【主張】ユーロ危機
ギリシャ財政危機に端を発した世界金融市場の混乱は、同国債務不履行(デフォルト)への懸念からユーロが急落し、同国国債を大量に抱える欧州大手銀行が経営危機に陥る事態に発展した。
金融機関が破綻すれば、その影響は信用不安の連鎖という形で欧州から世界に拡大しかねない。にもかかわらず、震源地、欧州の対応は遅すぎる。一致結束し、責任をもって危機封じ込めに全力を挙げてもらいたい。
危機を深刻化させたのは、ユーロ圏諸国から資金支援を受ける条件とされた2012年までの財政再建目標の達成は困難、とギリシャが表明したことだ。これを受け、3日のユーロ圏の財務相会合が、3カ月ごとに分割して行う同国支援融資の延期を決定した。
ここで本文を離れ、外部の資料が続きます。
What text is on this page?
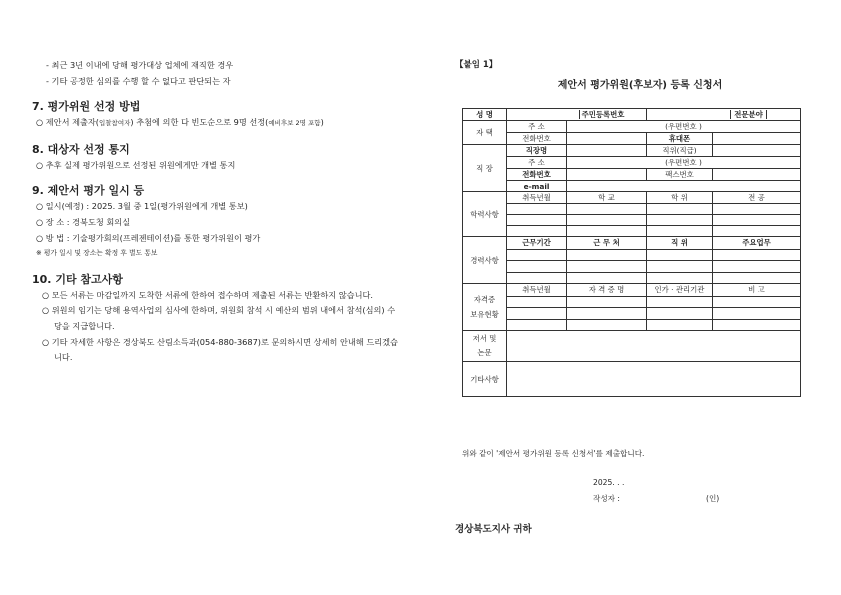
- 최근 3년 이내에 당해 평가대상 업체에 재직한 경우
- 기타 공정한 심의를 수행 할 수 없다고 판단되는 자
7. 평가위원 선정 방법
○ 제안서 제출자(입찰참여자) 추첨에 의한 다 빈도순으로 9명 선정(예비후보 2명 포함)
8. 대상자 선정 통지
○ 추후 실제 평가위원으로 선정된 위원에게만 개별 통지
9. 제안서 평가 일시 등
○ 일시(예정) : 2025. 3월 중 1일(평가위원에게 개별 통보)
○ 장 소 : 경북도청 회의실
○ 방 법 : 기술평가회의(프레젠테이션)를 통한 평가위원이 평가
※ 평가 일시 및 장소는 확정 후 별도 통보
10. 기타 참고사항
○ 모든 서류는 마감일까지 도착한 서류에 한하여 접수하며 제출된 서류는 반환하지 않습니다.
○ 위원의 임기는 당해 용역사업의 심사에 한하며, 위원회 참석 시 예산의 범위 내에서 참석(심의) 수당을 지급합니다.
○ 기타 자세한 사항은 경상북도 산림소득과(054-880-3687)로 문의하시면 상세히 안내해 드리겠습니다.
【붙임 1】
제안서 평가위원(후보자) 등록 신청서
성 명	주민등록번호		전문분야	
자 택	주 소	(우편번호 )		
	전화번호		휴대폰	
직 장	직장명		직위(직급)	
	주 소	(우편번호 )		
	전화번호		팩스번호	
	e-mail			
학력사항	취득년월	학 교	학 위	전 공

경력사항	근무기간	근 무 처	직 위	주요업무

자격증
보유현황	취득년월	자 격 증 명	인가 · 관리기관	비 고

저서 및
논문				
기타사항				
위와 같이 '제안서 평가위원 등록 신청서'를 제출합니다.
2025. . .
작성자 :	(인)
경상북도지사 귀하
このため、ギリシャ国債を保有する金融機関の株が暴落し、仏・ベルギー系銀行の「デクシア」には両国政府が公的資金注入を検討するという状況になっている。
危機の発端は、財政赤字を過少計上していたギリシャの粉飾決算にある。同国には最大の責任があり、ユーロ圏の一員として財政再建を実行する義務がある。
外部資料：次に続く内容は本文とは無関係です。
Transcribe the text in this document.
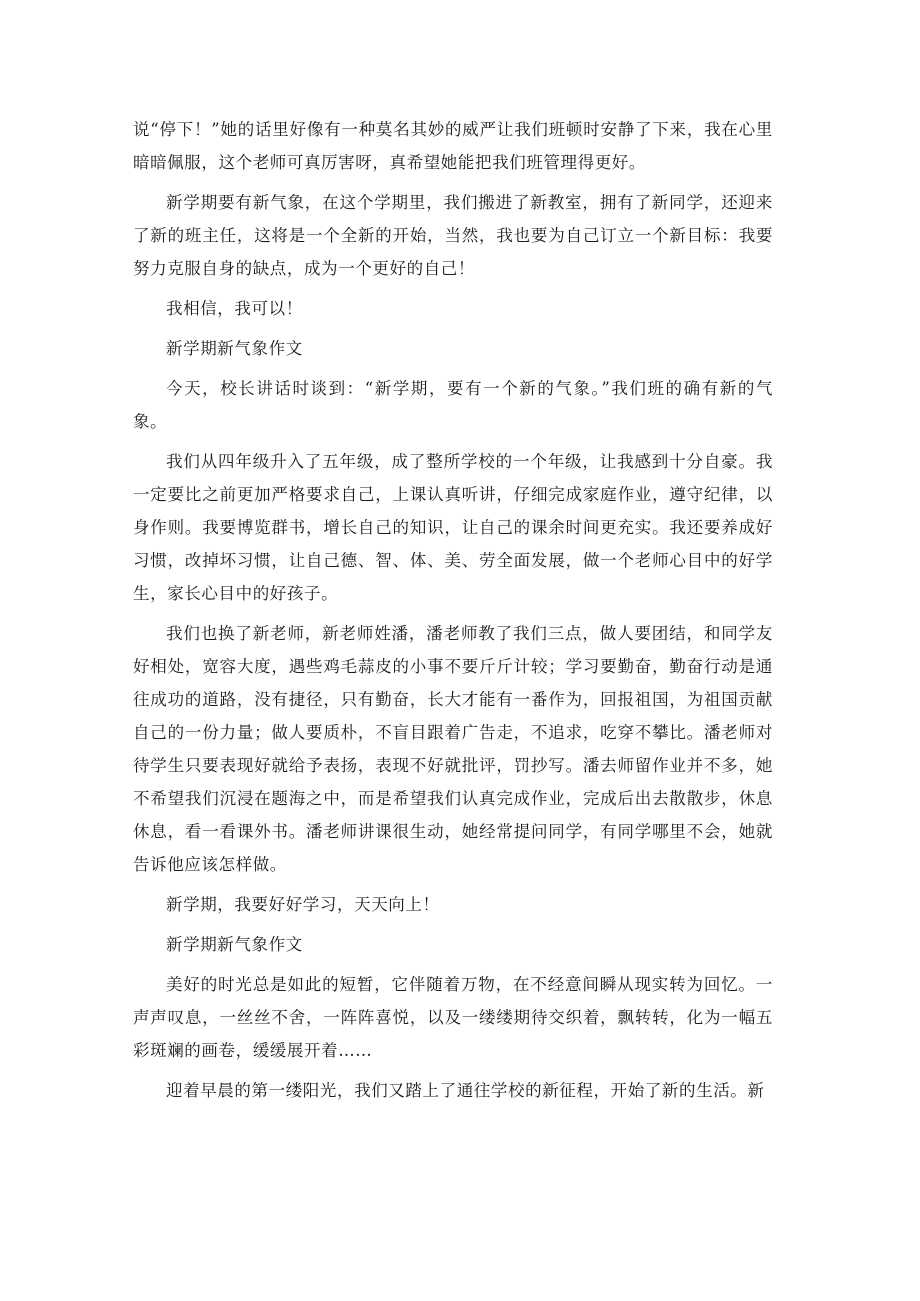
说“停下！”她的话里好像有一种莫名其妙的威严让我们班顿时安静了下来，我在心里暗暗佩服，这个老师可真厉害呀，真希望她能把我们班管理得更好。

新学期要有新气象，在这个学期里，我们搬进了新教室，拥有了新同学，还迎来了新的班主任，这将是一个全新的开始，当然，我也要为自己订立一个新目标：我要努力克服自身的缺点，成为一个更好的自己！

我相信，我可以！

新学期新气象作文

今天，校长讲话时谈到：“新学期，要有一个新的气象。”我们班的确有新的气象。

我们从四年级升入了五年级，成了整所学校的一个年级，让我感到十分自豪。我一定要比之前更加严格要求自己，上课认真听讲，仔细完成家庭作业，遵守纪律，以身作则。我要博览群书，增长自己的知识，让自己的课余时间更充实。我还要养成好习惯，改掉坏习惯，让自己德、智、体、美、劳全面发展，做一个老师心目中的好学生，家长心目中的好孩子。

我们也换了新老师，新老师姓潘，潘老师教了我们三点，做人要团结，和同学友好相处，宽容大度，遇些鸡毛蒜皮的小事不要斤斤计较；学习要勤奋，勤奋行动是通往成功的道路，没有捷径，只有勤奋，长大才能有一番作为，回报祖国，为祖国贡献自己的一份力量；做人要质朴，不盲目跟着广告走，不追求，吃穿不攀比。潘老师对待学生只要表现好就给予表扬，表现不好就批评，罚抄写。潘去师留作业并不多，她不希望我们沉浸在题海之中，而是希望我们认真完成作业，完成后出去散散步，休息休息，看一看课外书。潘老师讲课很生动，她经常提问同学，有同学哪里不会，她就告诉他应该怎样做。

新学期，我要好好学习，天天向上！

新学期新气象作文

美好的时光总是如此的短暂，它伴随着万物，在不经意间瞬从现实转为回忆。一声声叹息，一丝丝不舍，一阵阵喜悦，以及一缕缕期待交织着，飘转转，化为一幅五彩斑斓的画卷，缓缓展开着……

迎着早晨的第一缕阳光，我们又踏上了通往学校的新征程，开始了新的生活。新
ドイツなど他のユーロ加盟諸国の責務も重い。ギリシャを資金支援する「欧州金融安定化基金(EFSF)」の機能強化に万全を期し、7月にユーロ圏17カ国首脳が合意した基金拡充策を各国議会が承認する手続きを終えねばならない。スロバキアなど議会の反対から手続きが遅れている一部の国の承認は、とりわけ急がれる。
先進国と新興国でつくる20カ国・地域(G20)財務相・中央銀行総裁会議も先月、「力強い協調」を決定している。あくまで欧州が自らの責任を全うすることが先決だとはいえ、欧州金融安定化基金が資金調達のために発行する債券の追加購入などについては、日本も検討する必要が出てこよう。
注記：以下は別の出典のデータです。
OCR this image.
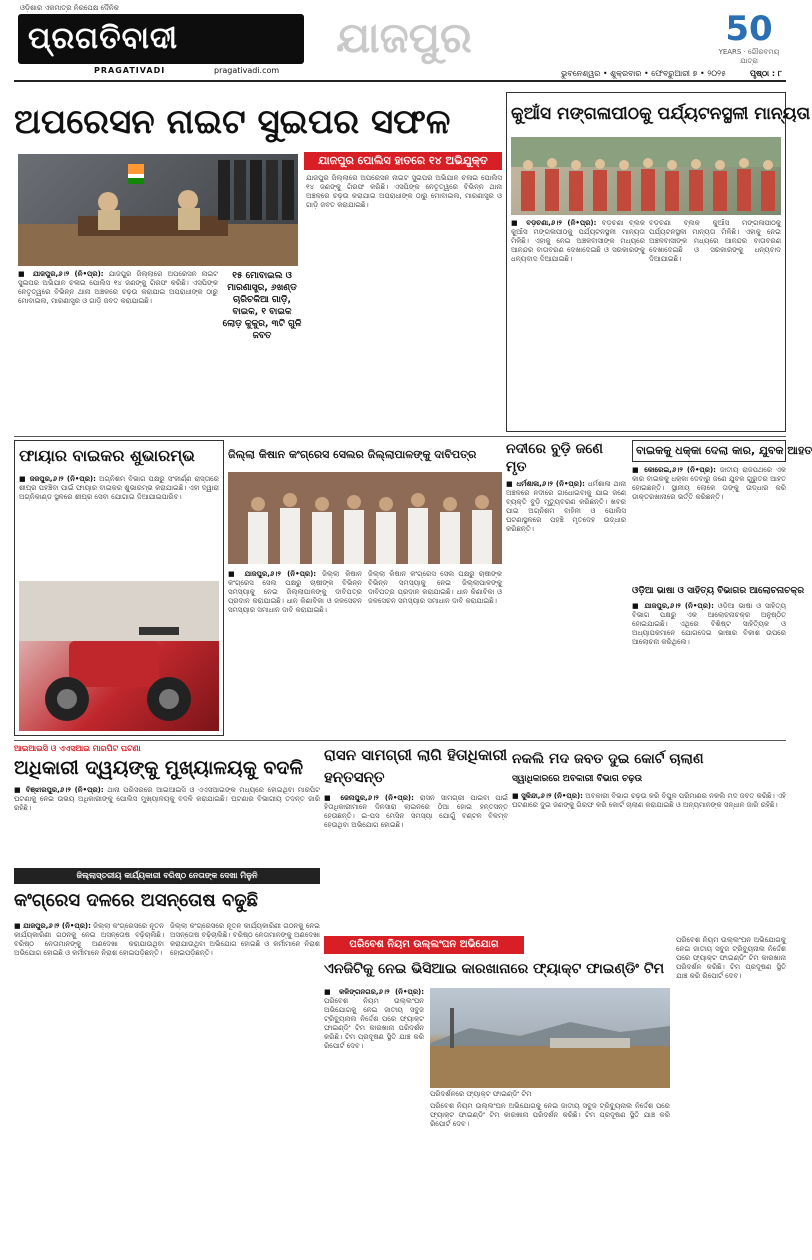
ଓଡ଼ିଶାର ଏକମାତ୍ର ନିରପେକ୍ଷ ଦୈନିକ
ପ୍ରଗତିବାଦୀ
PRAGATIVADI	pragativadi.com
ଯାଜପୁର	50
YEARS · ଗୌରବମୟ ଯାତ୍ରା
ଭୁବନେଶ୍ୱର • ଶୁକ୍ରବାର • ଫେବ୍ରୁଆରୀ ୭ • ୨୦୨୫	ପୃଷ୍ଠା : ୮
ଅପରେସନ ନାଇଟ ସୁଇପର ସଫଳ
ଯାଜପୁର ପୋଲିସ ହାତରେ ୧୪ ଅଭିଯୁକ୍ତ
୧୫ ମୋବାଇଲ ଓ ମାରଣାସ୍ତ୍ର, ୬ଖଣ୍ଡ ଚାରିଚକିଆ ଗାଡ଼ି, ବାଇକ, ୧ ବାଇକ ଲୋଡ଼ କୁକୁର, ୩ଟି ଗୁଳି ଜବତ
■ ଯାଜପୁର,୬।୨ (ନି•ପ୍ର): ଯାଜପୁର ଜିଲ୍ଲାରେ ଅପରେସନ ନାଇଟ ସୁଇପର ଅଭିଯାନ ଚଳାଇ ପୋଲିସ ୧୪ ଜଣଙ୍କୁ ଗିରଫ କରିଛି। ଏସପିଙ୍କ ନେତୃତ୍ୱରେ ବିଭିନ୍ନ ଥାନା ଅଞ୍ଚଳରେ ଚଢ଼ଉ କରାଯାଇ ଅପରାଧୀଙ୍କ ଠାରୁ ମୋବାଇଲ, ମାରଣାସ୍ତ୍ର ଓ ଗାଡ଼ି ଜବତ କରାଯାଇଛି।
ଯାଜପୁର ଜିଲ୍ଲାରେ ଅପରେସନ ନାଇଟ ସୁଇପର ଅଭିଯାନ ଚଳାଇ ପୋଲିସ ୧୪ ଜଣଙ୍କୁ ଗିରଫ କରିଛି। ଏସପିଙ୍କ ନେତୃତ୍ୱରେ ବିଭିନ୍ନ ଥାନା ଅଞ୍ଚଳରେ ଚଢ଼ଉ କରାଯାଇ ଅପରାଧୀଙ୍କ ଠାରୁ ମୋବାଇଲ, ମାରଣାସ୍ତ୍ର ଓ ଗାଡ଼ି ଜବତ କରାଯାଇଛି।
କୁଆଁସ ମଙ୍ଗଳାପୀଠକୁ ପର୍ଯ୍ୟଟନସ୍ଥଳୀ ମାନ୍ୟତା
■ ବଡ଼ଚଣା,୬।୨ (ନି•ପ୍ର): ବଡ଼ଚଣା ବ୍ଲକ କୁଆଁସ ମଙ୍ଗଳାପୀଠକୁ ପର୍ଯ୍ୟଟନସ୍ଥଳୀ ମାନ୍ୟତା ମିଳିଛି। ଏହାକୁ ନେଇ ଅଞ୍ଚଳବାସୀଙ୍କ ମଧ୍ୟରେ ଆନନ୍ଦର ବାତାବରଣ ଦେଖାଦେଇଛି ଓ ସରକାରଙ୍କୁ ଧନ୍ୟବାଦ ଦିଆଯାଇଛି।
ବଡ଼ଚଣା ବ୍ଲକ କୁଆଁସ ମଙ୍ଗଳାପୀଠକୁ ପର୍ଯ୍ୟଟନସ୍ଥଳୀ ମାନ୍ୟତା ମିଳିଛି। ଏହାକୁ ନେଇ ଅଞ୍ଚଳବାସୀଙ୍କ ମଧ୍ୟରେ ଆନନ୍ଦର ବାତାବରଣ ଦେଖାଦେଇଛି ଓ ସରକାରଙ୍କୁ ଧନ୍ୟବାଦ ଦିଆଯାଇଛି।
ନଦୀରେ ବୁଡ଼ି ଜଣେ ମୃତ
■ ଧର୍ମଶାଳା,୬।୨ (ନି•ପ୍ର): ଧର୍ମଶାଳା ଥାନା ଅଞ୍ଚଳରେ ନଦୀରେ ଗାଧୋଇବାକୁ ଯାଇ ଜଣେ ବ୍ୟକ୍ତି ବୁଡ଼ି ମୃତ୍ୟୁବରଣ କରିଛନ୍ତି। ଖବର ପାଇ ଅଗ୍ନିଶମ ବାହିନୀ ଓ ପୋଲିସ ଘଟଣାସ୍ଥଳରେ ପହଞ୍ଚି ମୃତଦେହ ଉଦ୍ଧାର କରିଛନ୍ତି।
ବାଇକକୁ ଧକ୍କା ଦେଲା କାର, ଯୁବକ ଆହତ
■ କୋରେଇ,୬।୨ (ନି•ପ୍ର): ଜାତୀୟ ରାଜପଥରେ ଏକ କାର ବାଇକକୁ ଧକ୍କା ଦେବାରୁ ଜଣେ ଯୁବକ ଗୁରୁତର ଆହତ ହୋଇଛନ୍ତି। ସ୍ଥାନୀୟ ଲୋକେ ତାଙ୍କୁ ଉଦ୍ଧାର କରି ଡାକ୍ତରଖାନାରେ ଭର୍ତ୍ତି କରିଛନ୍ତି।
ଓଡ଼ିଆ ଭାଷା ଓ ସାହିତ୍ୟ ବିଭାଗର ଆଲୋଚନାଚକ୍ର
■ ଯାଜପୁର,୬।୨ (ନି•ପ୍ର): ଓଡ଼ିଆ ଭାଷା ଓ ସାହିତ୍ୟ ବିଭାଗ ପକ୍ଷରୁ ଏକ ଆଲୋଚନାଚକ୍ର ଅନୁଷ୍ଠିତ ହୋଇଯାଇଛି। ଏଥିରେ ବିଶିଷ୍ଟ ସାହିତ୍ୟିକ ଓ ଅଧ୍ୟାପକମାନେ ଯୋଗଦେଇ ଭାଷାର ବିକାଶ ଉପରେ ଆଲୋଚନା କରିଥିଲେ।
ଫାୟାର ବାଇକର ଶୁଭାରମ୍ଭ
■ ଜଜପୁର,୬।୨ (ନି•ପ୍ର): ଅଗ୍ନିଶମ ବିଭାଗ ପକ୍ଷରୁ ସଂକୀର୍ଣ୍ଣ ରାସ୍ତାରେ ଶୀଘ୍ର ପହଞ୍ଚିବା ପାଇଁ ଫାୟାର ବାଇକର ଶୁଭାରମ୍ଭ କରାଯାଇଛି। ଏହା ଦ୍ୱାରା ଅଗ୍ନିକାଣ୍ଡ ସ୍ଥଳରେ ଶୀଘ୍ର ସେବା ଯୋଗାଇ ଦିଆଯାଇପାରିବ।
ଜିଲ୍ଲା କିଷାନ କଂଗ୍ରେସ ସେଲର ଜିଲ୍ଲାପାଳଙ୍କୁ ଦାବିପତ୍ର
■ ଯାଜପୁର,୬।୨ (ନି•ପ୍ର): ଜିଲ୍ଲା କିଷାନ କଂଗ୍ରେସ ସେଲ ପକ୍ଷରୁ ଚାଷୀଙ୍କ ବିଭିନ୍ନ ସମସ୍ୟାକୁ ନେଇ ଜିଲ୍ଲାପାଳଙ୍କୁ ଦାବିପତ୍ର ପ୍ରଦାନ କରାଯାଇଛି। ଧାନ କିଣାବିକା ଓ ଜଳସେଚନ ସମସ୍ୟାର ସମାଧାନ ଦାବି କରାଯାଇଛି।
ଜିଲ୍ଲା କିଷାନ କଂଗ୍ରେସ ସେଲ ପକ୍ଷରୁ ଚାଷୀଙ୍କ ବିଭିନ୍ନ ସମସ୍ୟାକୁ ନେଇ ଜିଲ୍ଲାପାଳଙ୍କୁ ଦାବିପତ୍ର ପ୍ରଦାନ କରାଯାଇଛି। ଧାନ କିଣାବିକା ଓ ଜଳସେଚନ ସମସ୍ୟାର ସମାଧାନ ଦାବି କରାଯାଇଛି।
ଆଇଆଇସି ଓ ଏଏସଆଇ ମାରପିଟ ଘଟଣା
ଅଧିକାରୀ ଦ୍ୱୟଙ୍କୁ ମୁଖ୍ୟାଳୟକୁ ବଦଳି
■ ବିଞ୍ଝାରପୁର,୬।୨ (ନି•ପ୍ର): ଥାନା ପରିସରରେ ଆଇଆଇସି ଓ ଏଏସଆଇଙ୍କ ମଧ୍ୟରେ ହୋଇଥିବା ମାରପିଟ ଘଟଣାକୁ ନେଇ ଉଭୟ ଅଧିକାରୀଙ୍କୁ ପୋଲିସ ମୁଖ୍ୟାଳୟକୁ ବଦଳି କରାଯାଇଛି। ଘଟଣାର ବିଭାଗୀୟ ତଦନ୍ତ ଜାରି ରହିଛି।
ରାସନ ସାମଗ୍ରୀ ଲାଗି ହିତାଧିକାରୀ ହନ୍ତସନ୍ତ
■ ଜେନାପୁର,୬।୨ (ନି•ପ୍ର): ରାସନ ସାମଗ୍ରୀ ପାଇବା ପାଇଁ ହିତାଧିକାରୀମାନେ ଦିନସାରା ଲାଇନରେ ଠିଆ ହୋଇ ହନ୍ତସନ୍ତ ହେଉଛନ୍ତି। ଇ-ପସ ମେସିନ ସମସ୍ୟା ଯୋଗୁଁ ବଣ୍ଟନ ବିଳମ୍ବ ହେଉଥିବା ଅଭିଯୋଗ ହୋଇଛି।
ନକଲି ମଦ ଜବତ ଦୁଇ କୋର୍ଟ ଚାଲାଣ
ସ୍ୱାଧିକାରରେ ଅବକାରୀ ବିଭାଗ ଚଢ଼ଉ
■ ସୁକିନ୍ଦା,୬।୨ (ନି•ପ୍ର): ଅବକାରୀ ବିଭାଗ ଚଢ଼ଉ କରି ବିପୁଳ ପରିମାଣର ନକଲି ମଦ ଜବତ କରିଛି। ଏହି ଘଟଣାରେ ଦୁଇ ଜଣଙ୍କୁ ଗିରଫ କରି କୋର୍ଟ ଚାଲାଣ କରାଯାଇଛି ଓ ଅନ୍ୟମାନଙ୍କ ସନ୍ଧାନ ଜାରି ରହିଛି।
ଜିଲ୍ଲାସ୍ତରୀୟ କାର୍ଯ୍ୟକାରୀ ବରିଷ୍ଠ ନେତାଙ୍କ ଦେଖା ମିଳୁନି
କଂଗ୍ରେସ ଦଳରେ ଅସନ୍ତୋଷ ବଢୁଛି
■ ଯାଜପୁର,୬।୨ (ନି•ପ୍ର): ଜିଲ୍ଲା କଂଗ୍ରେସରେ ନୂତନ କାର୍ଯ୍ୟକାରିଣୀ ଗଠନକୁ ନେଇ ଅସନ୍ତୋଷ ବଢ଼ିଚାଲିଛି। ବରିଷ୍ଠ ନେତାମାନଙ୍କୁ ଅଣଦେଖା କରାଯାଉଥିବା ଅଭିଯୋଗ ହୋଇଛି ଓ କର୍ମୀମାନେ ନିରାଶ ହୋଇପଡ଼ିଛନ୍ତି।
ଜିଲ୍ଲା କଂଗ୍ରେସରେ ନୂତନ କାର୍ଯ୍ୟକାରିଣୀ ଗଠନକୁ ନେଇ ଅସନ୍ତୋଷ ବଢ଼ିଚାଲିଛି। ବରିଷ୍ଠ ନେତାମାନଙ୍କୁ ଅଣଦେଖା କରାଯାଉଥିବା ଅଭିଯୋଗ ହୋଇଛି ଓ କର୍ମୀମାନେ ନିରାଶ ହୋଇପଡ଼ିଛନ୍ତି।
ପରିବେଶ ନିୟମ ଉଲ୍ଲଂଘନ ଅଭିଯୋଗ
ଏନଜିଟିକୁ ନେଇ ଭିସିଆଇ କାରଖାନାରେ ଫ୍ୟାକ୍ଟ ଫାଇଣ୍ଡିଂ ଟିମ
■ କଳିଙ୍ଗନଗର,୬।୨ (ନି•ପ୍ର): ପରିବେଶ ନିୟମ ଉଲ୍ଲଂଘନ ଅଭିଯୋଗକୁ ନେଇ ଜାତୀୟ ସବୁଜ ଟ୍ରିବ୍ୟୁନାଲ ନିର୍ଦ୍ଦେଶ ପରେ ଫ୍ୟାକ୍ଟ ଫାଇଣ୍ଡିଂ ଟିମ କାରଖାନା ପରିଦର୍ଶନ କରିଛି। ଟିମ ପ୍ରଦୂଷଣ ସ୍ଥିତି ଯାଞ୍ଚ କରି ରିପୋର୍ଟ ଦେବ।
ପରିଦର୍ଶନରେ ଫ୍ୟାକ୍ଟ ଫାଇଣ୍ଡିଂ ଟିମ
ପରିବେଶ ନିୟମ ଉଲ୍ଲଂଘନ ଅଭିଯୋଗକୁ ନେଇ ଜାତୀୟ ସବୁଜ ଟ୍ରିବ୍ୟୁନାଲ ନିର୍ଦ୍ଦେଶ ପରେ ଫ୍ୟାକ୍ଟ ଫାଇଣ୍ଡିଂ ଟିମ କାରଖାନା ପରିଦର୍ଶନ କରିଛି। ଟିମ ପ୍ରଦୂଷଣ ସ୍ଥିତି ଯାଞ୍ଚ କରି ରିପୋର୍ଟ ଦେବ।
ପରିବେଶ ନିୟମ ଉଲ୍ଲଂଘନ ଅଭିଯୋଗକୁ ନେଇ ଜାତୀୟ ସବୁଜ ଟ୍ରିବ୍ୟୁନାଲ ନିର୍ଦ୍ଦେଶ ପରେ ଫ୍ୟାକ୍ଟ ଫାଇଣ୍ଡିଂ ଟିମ କାରଖାନା ପରିଦର୍ଶନ କରିଛି। ଟିମ ପ୍ରଦୂଷଣ ସ୍ଥିତି ଯାଞ୍ଚ କରି ରିପୋର୍ଟ ଦେବ।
ただし、日本が最優先すべきは産業空洞化への対策だ。東日本大震災で落ち込んだ生産や輸出が改善しつつあるとはいえ、ユーロ危機や米経済失速に伴う超円高の影響で日本経済も低迷している。
政府には中小企業の資金繰り支援などとともに、電力不足など6重苦といわれる企業の足かせをはずし、景気回復を持続させる責任がある。6日から政策決定会合を開く日銀も、追加の金融緩和をためらってはならない。